How do molds affect people?
Molds are usually not a problem indoors, unless mold spores land on a wet or damp spot and begin growing. Molds have the potential to cause health problems. Molds produce allergens (substances that can cause allergic reactions) and irritants. Inhaling or touching mold or mold spores may cause allergic reactions in sensitive individuals. Allergic responses include hay fever-type symptoms, such as sneezing, runny nose, red eyes, and skin rash.

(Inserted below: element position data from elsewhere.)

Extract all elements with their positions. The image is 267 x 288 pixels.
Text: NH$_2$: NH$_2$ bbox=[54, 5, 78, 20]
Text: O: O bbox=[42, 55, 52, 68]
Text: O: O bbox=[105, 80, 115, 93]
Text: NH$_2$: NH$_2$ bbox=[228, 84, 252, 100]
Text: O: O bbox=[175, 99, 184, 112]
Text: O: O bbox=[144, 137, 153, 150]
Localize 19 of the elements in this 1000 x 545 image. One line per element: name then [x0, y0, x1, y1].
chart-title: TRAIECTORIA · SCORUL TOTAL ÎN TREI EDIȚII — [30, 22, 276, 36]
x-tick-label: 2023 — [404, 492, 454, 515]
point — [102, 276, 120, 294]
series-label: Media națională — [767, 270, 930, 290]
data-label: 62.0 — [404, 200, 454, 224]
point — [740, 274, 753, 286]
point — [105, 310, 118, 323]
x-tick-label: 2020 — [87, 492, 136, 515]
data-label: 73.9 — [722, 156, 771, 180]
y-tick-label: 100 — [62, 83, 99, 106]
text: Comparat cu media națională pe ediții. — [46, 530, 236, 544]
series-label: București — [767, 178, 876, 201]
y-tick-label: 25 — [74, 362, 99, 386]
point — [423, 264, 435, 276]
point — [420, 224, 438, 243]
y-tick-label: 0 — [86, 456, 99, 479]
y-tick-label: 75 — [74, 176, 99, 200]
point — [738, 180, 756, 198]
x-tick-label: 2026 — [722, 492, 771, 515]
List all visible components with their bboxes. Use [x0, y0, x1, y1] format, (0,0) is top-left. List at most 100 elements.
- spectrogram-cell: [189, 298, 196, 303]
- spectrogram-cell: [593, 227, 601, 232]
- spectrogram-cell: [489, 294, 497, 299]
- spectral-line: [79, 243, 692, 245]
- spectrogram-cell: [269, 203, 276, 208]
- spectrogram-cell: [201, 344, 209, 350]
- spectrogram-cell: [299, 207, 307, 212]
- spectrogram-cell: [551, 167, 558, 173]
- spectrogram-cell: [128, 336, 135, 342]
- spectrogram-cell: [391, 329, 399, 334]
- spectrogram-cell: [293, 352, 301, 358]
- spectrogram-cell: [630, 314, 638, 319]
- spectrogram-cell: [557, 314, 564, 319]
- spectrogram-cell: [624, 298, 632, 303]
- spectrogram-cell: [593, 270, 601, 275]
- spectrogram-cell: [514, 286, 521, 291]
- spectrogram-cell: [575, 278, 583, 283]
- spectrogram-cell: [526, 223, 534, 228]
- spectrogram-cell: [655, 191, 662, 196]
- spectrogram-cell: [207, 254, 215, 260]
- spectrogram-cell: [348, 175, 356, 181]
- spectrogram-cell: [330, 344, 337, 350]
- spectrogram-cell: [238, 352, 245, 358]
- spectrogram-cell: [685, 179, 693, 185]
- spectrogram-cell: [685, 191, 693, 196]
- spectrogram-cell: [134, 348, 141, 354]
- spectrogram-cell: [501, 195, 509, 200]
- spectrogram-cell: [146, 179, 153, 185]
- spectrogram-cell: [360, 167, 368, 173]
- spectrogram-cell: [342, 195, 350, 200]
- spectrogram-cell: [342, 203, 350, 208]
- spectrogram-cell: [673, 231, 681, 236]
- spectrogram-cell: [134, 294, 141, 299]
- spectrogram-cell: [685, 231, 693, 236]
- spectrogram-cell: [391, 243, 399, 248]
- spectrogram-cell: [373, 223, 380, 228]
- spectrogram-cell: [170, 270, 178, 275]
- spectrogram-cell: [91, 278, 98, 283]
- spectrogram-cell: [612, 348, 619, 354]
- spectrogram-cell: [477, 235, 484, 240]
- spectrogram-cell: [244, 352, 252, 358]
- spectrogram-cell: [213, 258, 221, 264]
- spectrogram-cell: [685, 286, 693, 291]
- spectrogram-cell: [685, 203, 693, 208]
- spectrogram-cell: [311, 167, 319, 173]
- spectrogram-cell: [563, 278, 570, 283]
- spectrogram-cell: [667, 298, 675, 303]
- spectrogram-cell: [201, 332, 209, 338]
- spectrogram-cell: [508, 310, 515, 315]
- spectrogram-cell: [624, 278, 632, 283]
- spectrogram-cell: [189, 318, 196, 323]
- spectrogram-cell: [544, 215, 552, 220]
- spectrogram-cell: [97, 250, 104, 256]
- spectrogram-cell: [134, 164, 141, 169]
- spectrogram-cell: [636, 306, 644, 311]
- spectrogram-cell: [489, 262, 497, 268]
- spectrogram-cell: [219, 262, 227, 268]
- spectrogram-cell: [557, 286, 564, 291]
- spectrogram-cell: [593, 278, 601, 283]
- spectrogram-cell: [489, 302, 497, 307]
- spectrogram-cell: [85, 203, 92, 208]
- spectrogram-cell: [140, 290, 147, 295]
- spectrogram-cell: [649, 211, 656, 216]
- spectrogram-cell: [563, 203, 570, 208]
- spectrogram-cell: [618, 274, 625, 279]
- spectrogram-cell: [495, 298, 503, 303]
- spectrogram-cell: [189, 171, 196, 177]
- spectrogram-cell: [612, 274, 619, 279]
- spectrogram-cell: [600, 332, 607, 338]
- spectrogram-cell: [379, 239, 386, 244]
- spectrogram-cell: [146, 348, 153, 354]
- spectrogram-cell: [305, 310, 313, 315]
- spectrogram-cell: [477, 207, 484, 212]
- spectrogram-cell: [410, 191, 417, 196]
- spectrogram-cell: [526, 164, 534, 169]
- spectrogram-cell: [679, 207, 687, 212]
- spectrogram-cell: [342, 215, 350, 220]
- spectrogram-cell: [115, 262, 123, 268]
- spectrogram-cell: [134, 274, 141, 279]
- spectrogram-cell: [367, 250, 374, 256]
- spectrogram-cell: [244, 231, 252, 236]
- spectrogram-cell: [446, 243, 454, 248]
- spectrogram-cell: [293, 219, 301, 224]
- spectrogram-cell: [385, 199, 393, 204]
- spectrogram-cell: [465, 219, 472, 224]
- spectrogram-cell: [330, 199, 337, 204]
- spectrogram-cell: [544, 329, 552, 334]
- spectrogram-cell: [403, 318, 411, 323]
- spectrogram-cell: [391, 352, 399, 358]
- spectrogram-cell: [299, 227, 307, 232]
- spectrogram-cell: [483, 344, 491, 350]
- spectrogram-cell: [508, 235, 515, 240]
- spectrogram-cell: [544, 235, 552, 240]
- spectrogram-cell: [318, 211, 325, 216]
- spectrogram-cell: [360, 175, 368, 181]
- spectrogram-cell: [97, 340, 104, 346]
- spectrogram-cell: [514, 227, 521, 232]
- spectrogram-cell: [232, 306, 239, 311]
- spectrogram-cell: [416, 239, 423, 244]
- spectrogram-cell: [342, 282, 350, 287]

Allergic reactions to mold are common. They can be immediate or delayed. Molds can also cause asthma attacks in people with asthma who are allergic to mold. In addition, mold exposure can irritate the eyes, skin, nose, throat, and lungs of both mold-allergic and non-allergic people. Symptoms other than the allergic and irritant types are not commonly reported as a result of inhaling mold. Research on mold and health effects is ongoing.
The above does not describe all potential health effects related to mold exposure. For more detailed information, consult a health professional, your state or local health department, or the Centers for Disease Control and Prevention mold website.